Expression and role of PGP, BCRP, MRP1 and MRP3 in multidrug resistance of canine mammary cancer cells
1 Department of Physiological Sciences, Faculty of Veterinary Medicine, Warsaw University of Life Sciences - WULS, Nowoursynowska 159, 02-776, Warsaw, Poland
2 Department of Large Animal Diseases with Clinic, Faculty of Veterinary Medicine, Warsaw University of Life Sciences – WULS, Nowoursynowska 100, 02-797, Warsaw, Poland
3 Department of Animal Environment Biology, Faculty of Animal Sciences, Warsaw University of Life Sciences - WULS, Ciszewskiego 8, 02-786, Warsaw, Poland
BMC Veterinary Research 2013, 9:119 doi:10.1186/1746-6148-9-119Published: 17 June 2013
In both women and female dogs, the most prevalent type of malignant neoplasm is the spontaneous mammary tumor. In dogs, half of these are malignant. The treatment of choice for the canine patients is surgical mastectomy. Unfortunately, it often fails in high-risk, locally invasive mammary tumors as of during the time of the surgery the micro-metastases are present. Moreover, there are neither large studies conducting to prove of the benefit from the chemotherapy in dogs nor established chemotherapy treatment protocols available. Additionally, the effectiveness of each individual chemotherapeutic agent and drug resistance of canine mammary cancer have not yet been characterized. That has become the aim of our study, to assess the expression of PGP, BCRP, MRP1 and MRP3 in canine mammary cancer cell lines and to investigate their role in cancer resistance to vinblastine, cisplatin and cyclophosphamide with using RNAi approach.

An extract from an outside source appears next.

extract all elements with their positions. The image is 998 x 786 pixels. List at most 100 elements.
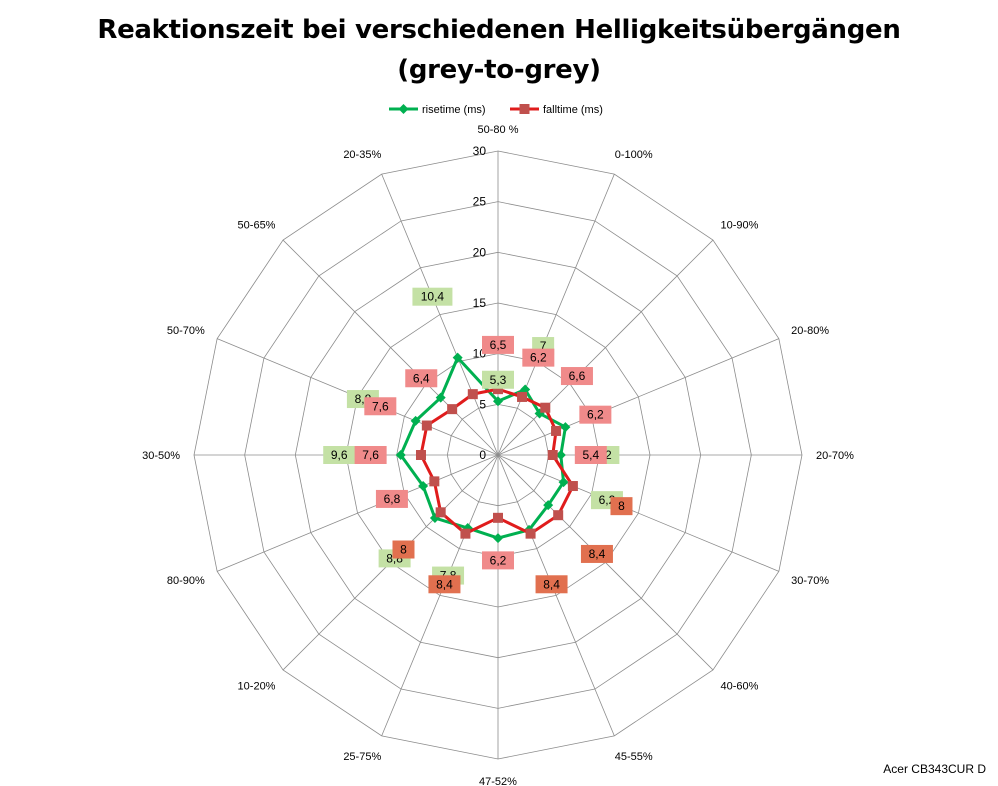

The results suggested that in canine mammary cancer, the vinblastine efflux was mediated by PGP and MRP1 proteins, cisplatin efflux was mediated by all four examined efflux pumps (PGP, BCRP, MRP1 and MRP3), whereas cyclophosphamide resistance was related to BCRP activity. RNAi silencing of these efflux pumps significantly decreased IC50 doses of the examined drugs in canine mammary carcinoma cells.
Our results have indicated the treatment of cells involving use of the siRNA targeting efflux pumps could be a beneficial approach in the future.